The chairs had come to me when I bought a table for the front room. The table and four chairs cost $50 and I sold the chairs for $30. The guy who sold them to me was moving to Melbourne and wanted to empty out his apartment so he also gave me four outdoor chairs for free, which I listed for $20. Ash said he’d think about buying these as well. The table is made of steel and glass and suits the entryway to my house – it’s on the tiles just inside the front door – offering a modern, contemporary aspect to visitors. It also gives me a place to put things.

Like books I’ve been selling that I want to show to buyers who come into the house. I listed books the other day in a way I’d not contemplated before. In the past I’d just put up one book at a time with a price and title. This time I shot a photo of just over a dozen history books on a shelf and offered them all for $50 (or $5 each). As a result I got over ten responses and in the same day sold 23 books to two different buyers (one left some behind and promised to come back later to pick them up). In the past this kind of reaction would have been even more remarkable. But community interest stopped after a couple of days.

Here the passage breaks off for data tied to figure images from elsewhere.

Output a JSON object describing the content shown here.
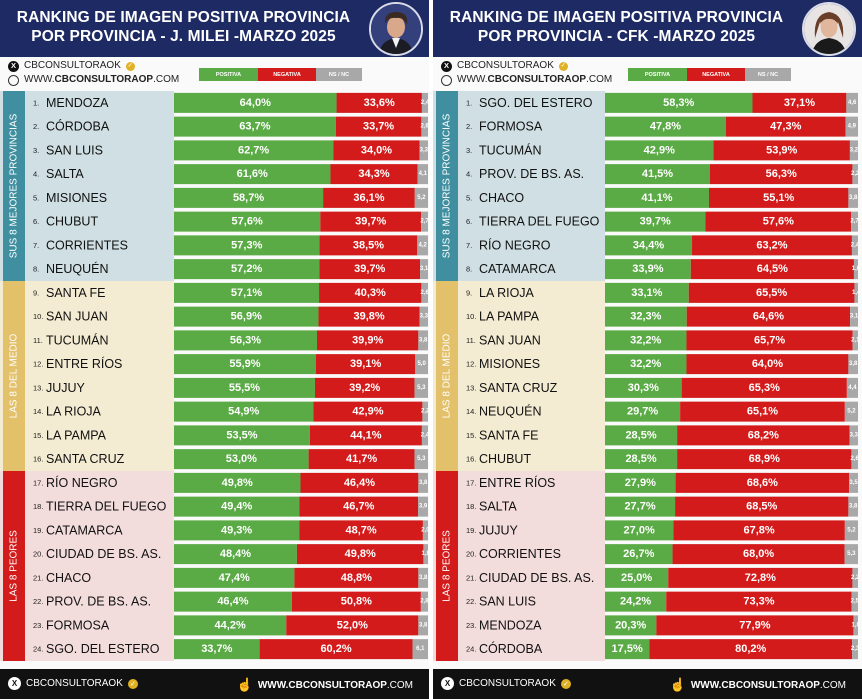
{
  "colors": {
    "header_bg": "#1e2a64",
    "positiva": "#5aaa45",
    "negativa": "#d41b1b",
    "ns_nc": "#a8a8a8",
    "group_top_bg": "#cfdfe3",
    "group_top_band": "#3f8fa0",
    "group_mid_bg": "#f4ecd2",
    "group_mid_band": "#e3c06a",
    "group_bottom_bg": "#f3dcdc",
    "group_bottom_band": "#d41b1b"
  },
  "footer": {
    "handle": "CBCONSULTORAOK",
    "website_bold": "WWW.CBCONSULTORAOP",
    "website_tail": ".COM"
  },
  "panels": [
    {
      "title": "RANKING DE IMAGEN POSITIVA PROVINCIA POR PROVINCIA - J. MILEI -MARZO 2025",
      "avatar_icon": "milei-portrait-icon",
      "brand": {
        "handle": "CBCONSULTORAOK",
        "website_prefix": "WWW.",
        "website_bold": "CBCONSULTORAOP",
        "website_tail": ".COM"
      },
      "legend": [
        "POSITIVA",
        "NEGATIVA",
        "NS / NC"
      ],
      "groups": [
        "SUS 8 MEJORES PROVINCIAS",
        "LAS 8 DEL MEDIO",
        "LAS 8 PEORES"
      ],
      "chart_data": {
        "type": "bar",
        "stacked": true,
        "orientation": "horizontal",
        "title": "RANKING DE IMAGEN POSITIVA PROVINCIA POR PROVINCIA - J. MILEI -MARZO 2025",
        "series_names": [
          "POSITIVA",
          "NEGATIVA",
          "NS / NC"
        ],
        "rows": [
          {
            "rank": "1.",
            "name": "MENDOZA",
            "pos": 64.0,
            "neg": 33.6,
            "nsnc": 2.4,
            "pos_label": "64,0%",
            "neg_label": "33,6%",
            "nsnc_label": "2,4"
          },
          {
            "rank": "2.",
            "name": "CÓRDOBA",
            "pos": 63.7,
            "neg": 33.7,
            "nsnc": 2.6,
            "pos_label": "63,7%",
            "neg_label": "33,7%",
            "nsnc_label": "2,6"
          },
          {
            "rank": "3.",
            "name": "SAN LUIS",
            "pos": 62.7,
            "neg": 34.0,
            "nsnc": 3.3,
            "pos_label": "62,7%",
            "neg_label": "34,0%",
            "nsnc_label": "3,3"
          },
          {
            "rank": "4.",
            "name": "SALTA",
            "pos": 61.6,
            "neg": 34.3,
            "nsnc": 4.1,
            "pos_label": "61,6%",
            "neg_label": "34,3%",
            "nsnc_label": "4,1"
          },
          {
            "rank": "5.",
            "name": "MISIONES",
            "pos": 58.7,
            "neg": 36.1,
            "nsnc": 5.2,
            "pos_label": "58,7%",
            "neg_label": "36,1%",
            "nsnc_label": "5,2"
          },
          {
            "rank": "6.",
            "name": "CHUBUT",
            "pos": 57.6,
            "neg": 39.7,
            "nsnc": 2.7,
            "pos_label": "57,6%",
            "neg_label": "39,7%",
            "nsnc_label": "2,7"
          },
          {
            "rank": "7.",
            "name": "CORRIENTES",
            "pos": 57.3,
            "neg": 38.5,
            "nsnc": 4.2,
            "pos_label": "57,3%",
            "neg_label": "38,5%",
            "nsnc_label": "4,2"
          },
          {
            "rank": "8.",
            "name": "NEUQUÉN",
            "pos": 57.2,
            "neg": 39.7,
            "nsnc": 3.1,
            "pos_label": "57,2%",
            "neg_label": "39,7%",
            "nsnc_label": "3,1"
          },
          {
            "rank": "9.",
            "name": "SANTA FE",
            "pos": 57.1,
            "neg": 40.3,
            "nsnc": 2.6,
            "pos_label": "57,1%",
            "neg_label": "40,3%",
            "nsnc_label": "2,6"
          },
          {
            "rank": "10.",
            "name": "SAN JUAN",
            "pos": 56.9,
            "neg": 39.8,
            "nsnc": 3.3,
            "pos_label": "56,9%",
            "neg_label": "39,8%",
            "nsnc_label": "3,3"
          },
          {
            "rank": "11.",
            "name": "TUCUMÁN",
            "pos": 56.3,
            "neg": 39.9,
            "nsnc": 3.8,
            "pos_label": "56,3%",
            "neg_label": "39,9%",
            "nsnc_label": "3,8"
          },
          {
            "rank": "12.",
            "name": "ENTRE RÍOS",
            "pos": 55.9,
            "neg": 39.1,
            "nsnc": 5.0,
            "pos_label": "55,9%",
            "neg_label": "39,1%",
            "nsnc_label": "5,0"
          },
          {
            "rank": "13.",
            "name": "JUJUY",
            "pos": 55.5,
            "neg": 39.2,
            "nsnc": 5.3,
            "pos_label": "55,5%",
            "neg_label": "39,2%",
            "nsnc_label": "5,3"
          },
          {
            "rank": "14.",
            "name": "LA RIOJA",
            "pos": 54.9,
            "neg": 42.9,
            "nsnc": 2.2,
            "pos_label": "54,9%",
            "neg_label": "42,9%",
            "nsnc_label": "2,2"
          },
          {
            "rank": "15.",
            "name": "LA PAMPA",
            "pos": 53.5,
            "neg": 44.1,
            "nsnc": 2.4,
            "pos_label": "53,5%",
            "neg_label": "44,1%",
            "nsnc_label": "2,4"
          },
          {
            "rank": "16.",
            "name": "SANTA CRUZ",
            "pos": 53.0,
            "neg": 41.7,
            "nsnc": 5.3,
            "pos_label": "53,0%",
            "neg_label": "41,7%",
            "nsnc_label": "5,3"
          },
          {
            "rank": "17.",
            "name": "RÍO NEGRO",
            "pos": 49.8,
            "neg": 46.4,
            "nsnc": 3.8,
            "pos_label": "49,8%",
            "neg_label": "46,4%",
            "nsnc_label": "3,8"
          },
          {
            "rank": "18.",
            "name": "TIERRA DEL FUEGO",
            "pos": 49.4,
            "neg": 46.7,
            "nsnc": 3.9,
            "pos_label": "49,4%",
            "neg_label": "46,7%",
            "nsnc_label": "3,9"
          },
          {
            "rank": "19.",
            "name": "CATAMARCA",
            "pos": 49.3,
            "neg": 48.7,
            "nsnc": 2.0,
            "pos_label": "49,3%",
            "neg_label": "48,7%",
            "nsnc_label": "2,0"
          },
          {
            "rank": "20.",
            "name": "CIUDAD DE BS. AS.",
            "pos": 48.4,
            "neg": 49.8,
            "nsnc": 1.8,
            "pos_label": "48,4%",
            "neg_label": "49,8%",
            "nsnc_label": "1,8"
          },
          {
            "rank": "21.",
            "name": "CHACO",
            "pos": 47.4,
            "neg": 48.8,
            "nsnc": 3.8,
            "pos_label": "47,4%",
            "neg_label": "48,8%",
            "nsnc_label": "3,8"
          },
          {
            "rank": "22.",
            "name": "PROV. DE BS. AS.",
            "pos": 46.4,
            "neg": 50.8,
            "nsnc": 2.8,
            "pos_label": "46,4%",
            "neg_label": "50,8%",
            "nsnc_label": "2,8"
          },
          {
            "rank": "23.",
            "name": "FORMOSA",
            "pos": 44.2,
            "neg": 52.0,
            "nsnc": 3.8,
            "pos_label": "44,2%",
            "neg_label": "52,0%",
            "nsnc_label": "3,8"
          },
          {
            "rank": "24.",
            "name": "SGO. DEL ESTERO",
            "pos": 33.7,
            "neg": 60.2,
            "nsnc": 6.1,
            "pos_label": "33,7%",
            "neg_label": "60,2%",
            "nsnc_label": "6,1"
          }
        ]
      }
    },
    {
      "title": "RANKING DE IMAGEN POSITIVA PROVINCIA POR PROVINCIA - CFK -MARZO 2025",
      "avatar_icon": "cfk-portrait-icon",
      "brand": {
        "handle": "CBCONSULTORAOK",
        "website_prefix": "WWW.",
        "website_bold": "CBCONSULTORAOP",
        "website_tail": ".COM"
      },
      "legend": [
        "POSITIVA",
        "NEGATIVA",
        "NS / NC"
      ],
      "groups": [
        "SUS 8 MEJORES PROVINCIAS",
        "LAS 8 DEL MEDIO",
        "LAS 8 PEORES"
      ],
      "chart_data": {
        "type": "bar",
        "stacked": true,
        "orientation": "horizontal",
        "title": "RANKING DE IMAGEN POSITIVA PROVINCIA POR PROVINCIA - CFK -MARZO 2025",
        "series_names": [
          "POSITIVA",
          "NEGATIVA",
          "NS / NC"
        ],
        "rows": [
          {
            "rank": "1.",
            "name": "SGO. DEL ESTERO",
            "pos": 58.3,
            "neg": 37.1,
            "nsnc": 4.6,
            "pos_label": "58,3%",
            "neg_label": "37,1%",
            "nsnc_label": "4,6"
          },
          {
            "rank": "2.",
            "name": "FORMOSA",
            "pos": 47.8,
            "neg": 47.3,
            "nsnc": 4.9,
            "pos_label": "47,8%",
            "neg_label": "47,3%",
            "nsnc_label": "4,9"
          },
          {
            "rank": "3.",
            "name": "TUCUMÁN",
            "pos": 42.9,
            "neg": 53.9,
            "nsnc": 3.2,
            "pos_label": "42,9%",
            "neg_label": "53,9%",
            "nsnc_label": "3,2"
          },
          {
            "rank": "4.",
            "name": "PROV. DE BS. AS.",
            "pos": 41.5,
            "neg": 56.3,
            "nsnc": 2.2,
            "pos_label": "41,5%",
            "neg_label": "56,3%",
            "nsnc_label": "2,2"
          },
          {
            "rank": "5.",
            "name": "CHACO",
            "pos": 41.1,
            "neg": 55.1,
            "nsnc": 3.8,
            "pos_label": "41,1%",
            "neg_label": "55,1%",
            "nsnc_label": "3,8"
          },
          {
            "rank": "6.",
            "name": "TIERRA DEL FUEGO",
            "pos": 39.7,
            "neg": 57.6,
            "nsnc": 2.7,
            "pos_label": "39,7%",
            "neg_label": "57,6%",
            "nsnc_label": "2,7"
          },
          {
            "rank": "7.",
            "name": "RÍO NEGRO",
            "pos": 34.4,
            "neg": 63.2,
            "nsnc": 2.4,
            "pos_label": "34,4%",
            "neg_label": "63,2%",
            "nsnc_label": "2,4"
          },
          {
            "rank": "8.",
            "name": "CATAMARCA",
            "pos": 33.9,
            "neg": 64.5,
            "nsnc": 1.6,
            "pos_label": "33,9%",
            "neg_label": "64,5%",
            "nsnc_label": "1,6"
          },
          {
            "rank": "9.",
            "name": "LA RIOJA",
            "pos": 33.1,
            "neg": 65.5,
            "nsnc": 1.4,
            "pos_label": "33,1%",
            "neg_label": "65,5%",
            "nsnc_label": "1,4"
          },
          {
            "rank": "10.",
            "name": "LA PAMPA",
            "pos": 32.3,
            "neg": 64.6,
            "nsnc": 3.1,
            "pos_label": "32,3%",
            "neg_label": "64,6%",
            "nsnc_label": "3,1"
          },
          {
            "rank": "11.",
            "name": "SAN JUAN",
            "pos": 32.2,
            "neg": 65.7,
            "nsnc": 2.1,
            "pos_label": "32,2%",
            "neg_label": "65,7%",
            "nsnc_label": "2,1"
          },
          {
            "rank": "12.",
            "name": "MISIONES",
            "pos": 32.2,
            "neg": 64.0,
            "nsnc": 3.8,
            "pos_label": "32,2%",
            "neg_label": "64,0%",
            "nsnc_label": "3,8"
          },
          {
            "rank": "13.",
            "name": "SANTA CRUZ",
            "pos": 30.3,
            "neg": 65.3,
            "nsnc": 4.4,
            "pos_label": "30,3%",
            "neg_label": "65,3%",
            "nsnc_label": "4,4"
          },
          {
            "rank": "14.",
            "name": "NEUQUÉN",
            "pos": 29.7,
            "neg": 65.1,
            "nsnc": 5.2,
            "pos_label": "29,7%",
            "neg_label": "65,1%",
            "nsnc_label": "5,2"
          },
          {
            "rank": "15.",
            "name": "SANTA FE",
            "pos": 28.5,
            "neg": 68.2,
            "nsnc": 3.3,
            "pos_label": "28,5%",
            "neg_label": "68,2%",
            "nsnc_label": "3,3"
          },
          {
            "rank": "16.",
            "name": "CHUBUT",
            "pos": 28.5,
            "neg": 68.9,
            "nsnc": 2.6,
            "pos_label": "28,5%",
            "neg_label": "68,9%",
            "nsnc_label": "2,6"
          },
          {
            "rank": "17.",
            "name": "ENTRE RÍOS",
            "pos": 27.9,
            "neg": 68.6,
            "nsnc": 3.5,
            "pos_label": "27,9%",
            "neg_label": "68,6%",
            "nsnc_label": "3,5"
          },
          {
            "rank": "18.",
            "name": "SALTA",
            "pos": 27.7,
            "neg": 68.5,
            "nsnc": 3.8,
            "pos_label": "27,7%",
            "neg_label": "68,5%",
            "nsnc_label": "3,8"
          },
          {
            "rank": "19.",
            "name": "JUJUY",
            "pos": 27.0,
            "neg": 67.8,
            "nsnc": 5.2,
            "pos_label": "27,0%",
            "neg_label": "67,8%",
            "nsnc_label": "5,2"
          },
          {
            "rank": "20.",
            "name": "CORRIENTES",
            "pos": 26.7,
            "neg": 68.0,
            "nsnc": 5.3,
            "pos_label": "26,7%",
            "neg_label": "68,0%",
            "nsnc_label": "5,3"
          },
          {
            "rank": "21.",
            "name": "CIUDAD DE BS. AS.",
            "pos": 25.0,
            "neg": 72.8,
            "nsnc": 2.2,
            "pos_label": "25,0%",
            "neg_label": "72,8%",
            "nsnc_label": "2,2"
          },
          {
            "rank": "22.",
            "name": "SAN LUIS",
            "pos": 24.2,
            "neg": 73.3,
            "nsnc": 2.5,
            "pos_label": "24,2%",
            "neg_label": "73,3%",
            "nsnc_label": "2,5"
          },
          {
            "rank": "23.",
            "name": "MENDOZA",
            "pos": 20.3,
            "neg": 77.9,
            "nsnc": 1.8,
            "pos_label": "20,3%",
            "neg_label": "77,9%",
            "nsnc_label": "1,8"
          },
          {
            "rank": "24.",
            "name": "CÓRDOBA",
            "pos": 17.5,
            "neg": 80.2,
            "nsnc": 2.3,
            "pos_label": "17,5%",
            "neg_label": "80,2%",
            "nsnc_label": "2,3"
          }
        ]
      }
    }
  ]
}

With the chairs I’d had them up for about a week or ten days. But the slackening off in engagement for the books makes me think of another feature of the site, where they give you the opportunity to boost your listing by paying a fee. They also contact you for some listings after they’ve been up for a week or so, asking if you want to renew the listing. Normally I decline this offer but I think in future I’ll take them up on it. With this feature you only get a limited number of renewals (though I haven’t seen what happens when you reach the limit) and that’s why I normally don’t accept these messages that come through driven by an AI.

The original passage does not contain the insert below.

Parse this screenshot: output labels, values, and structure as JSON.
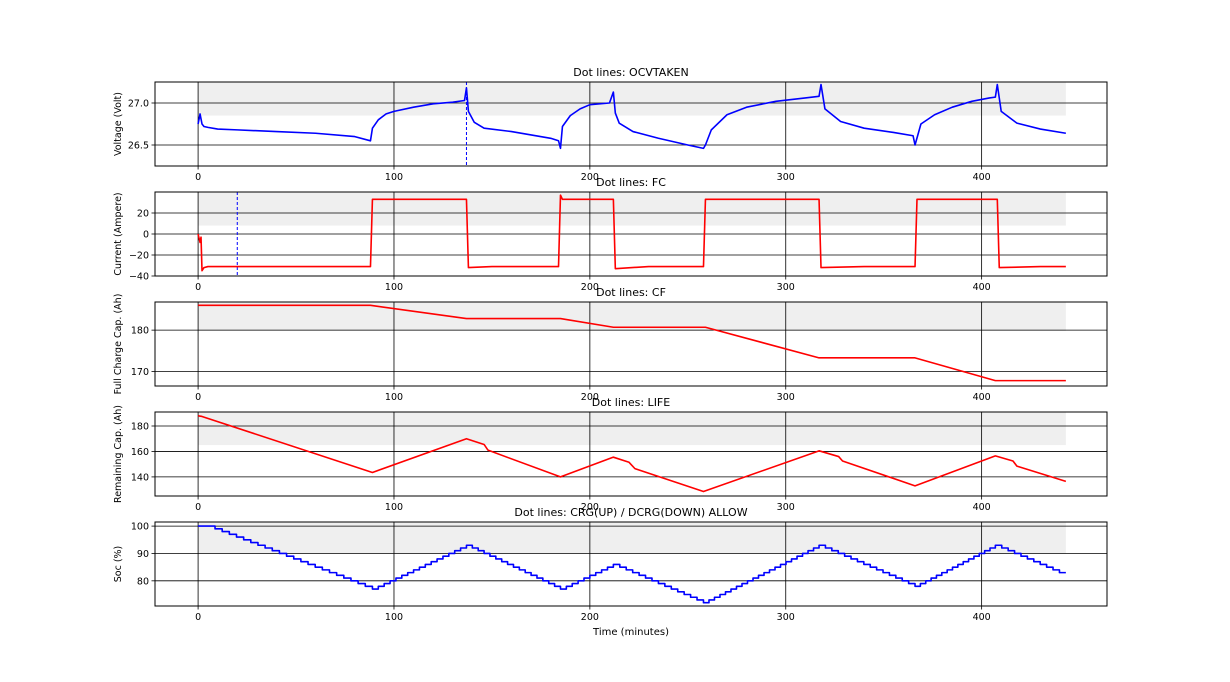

Facebook relies on artificial intelligence. I like Fb Mktplace because, unlike eBay, they don’t charge you for listing. But they probably might offer to boost listed items at no charge. If I put up a book to sell for $5 I don’t want to pay $2.50 to boost it. Facebook anyway has enough money and doesn’t really need my $2.50 to be profitable. 

So far I’ve sold hundreds of dollars’ worth of goods online using this interface and will continue to use it in future. I particularly want to get rid of books as I already have 13 bookcases and they’re mostly all full. If I want to buy more physical books – and this is more than likely, as I’m an inveterate reader – I’ll need free space to store them. In the past I’ve bought many books that’ve just sat unread for years waiting for inclination to strike so I take them off the shelf to spend time with, and recently I’ve been scooping up old books that catch my attention. Fb Mktplace helps me to rationalise my library but my loyalty – I’d used the platform since 2007 and spend a good deal of time on it each day – should be better rewarded. Maybe the company could use its algorithms to convert time spent on the site into booster vouchers that can be reclaimed when a seller wants to promote a listing.